К примеру, он что-то написал для газе­ты, а вам в качестве редактора или литсот- рудника предстоит «работать с этим мате­риалом». Так вот он первым был готов за­быть и действительно забывал, сколько на своем веку он написал таких «материалов», а сколько вы и сколько уже было на его пути разных редакторов и литсотрудников. Перед ним была работа, которую он сде­лал и завершить которую в рамках и усло­виях газетной специфики можно только сов­местными усилиями.

И точно так же он забывал обо всем при­входящем, о своем и собеседника своего творческом опыте, возрасте, «послужном списке», когда надо было оценить ему при­несенное — прозу или стихи, хороши они были или плохи.
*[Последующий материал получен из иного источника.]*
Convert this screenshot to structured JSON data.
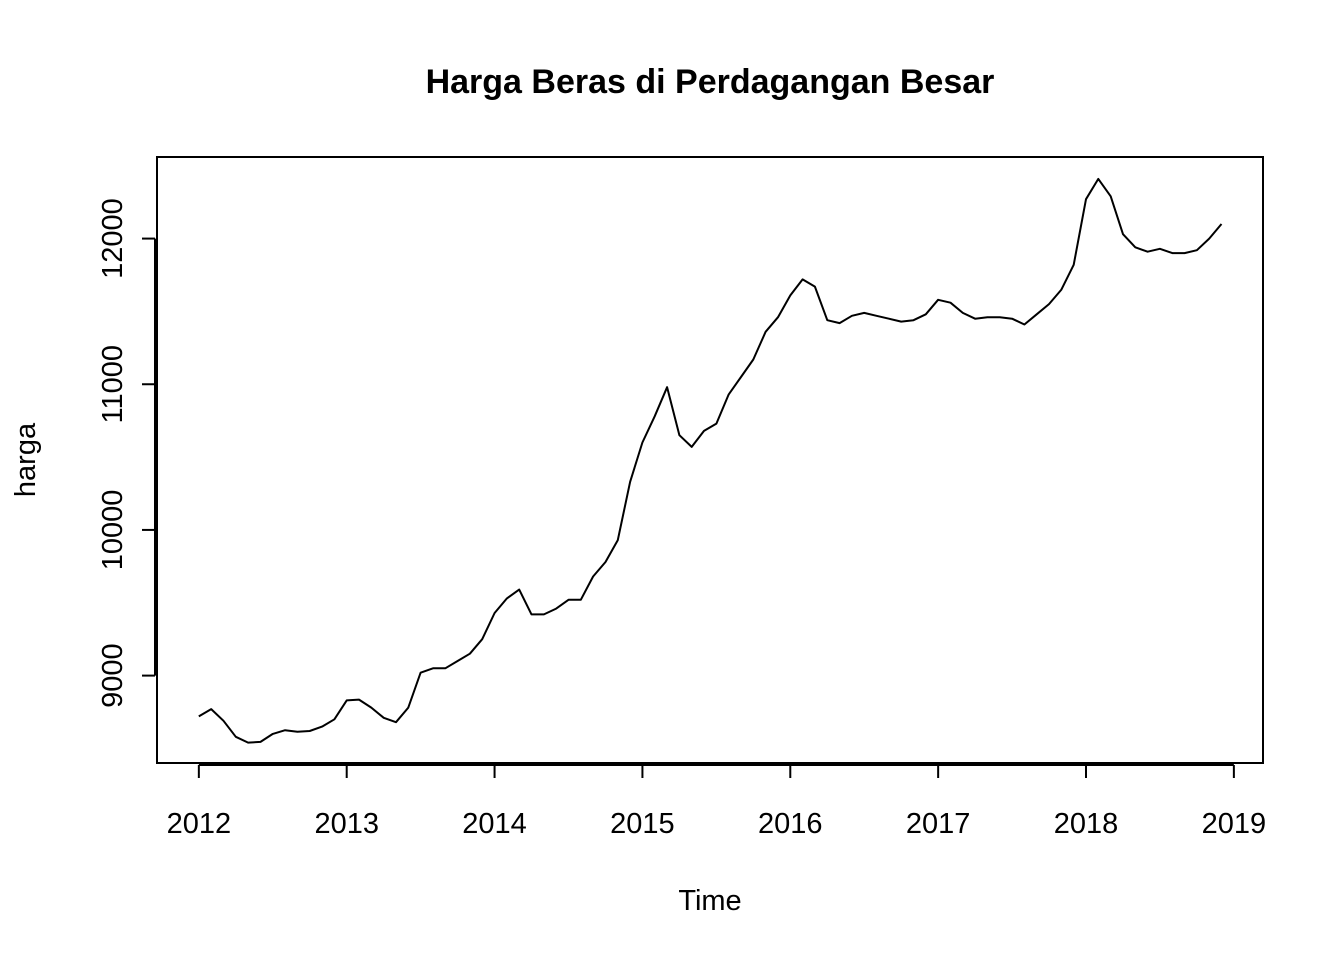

Были стихи, и надо было сказать о них все, что ты думаешь, помня при этом, что значит для собеседника каж­дое твое слово, доброе или суровое, какой резонанс может от этого слова быть...

Вспоминаю, как в «Комсомольской прав­де» — я был тогда уже редактором ее и это был чуть ли не первый мой личный кон­такт с Константином Михайловичем — мы попросили его написать рецензию на книж­ку одного из его однополчан-публицистов. Первый вопрос, который он задал, согласив­шись, был:

— А сколько вы хотите, чтобы я напи­сал по этому поводу,— две или три стра­ницы? — И пояснил в суховатой и обстоя­тельной манере, словно отгораживаясь этой манерой от моих восторженных излияний насчет того, что, мол, почаще бы нам, бед­ным редакторам, слышать такие вопросы от таких знаменитых авторов: — Для меня, понимаете ли, размер — это элемент фор­мы. Я об этой книге мог бы написать и пят­надцать страниц, но это уже скорее для журнала, да. Для газеты же в данном слу­чае будет как раз, я думаю, если написать две с половиною-три страницы. Такое вот дело. Так что если вы мне эту площадь гарантируете, я вам через три дня три странички занесу.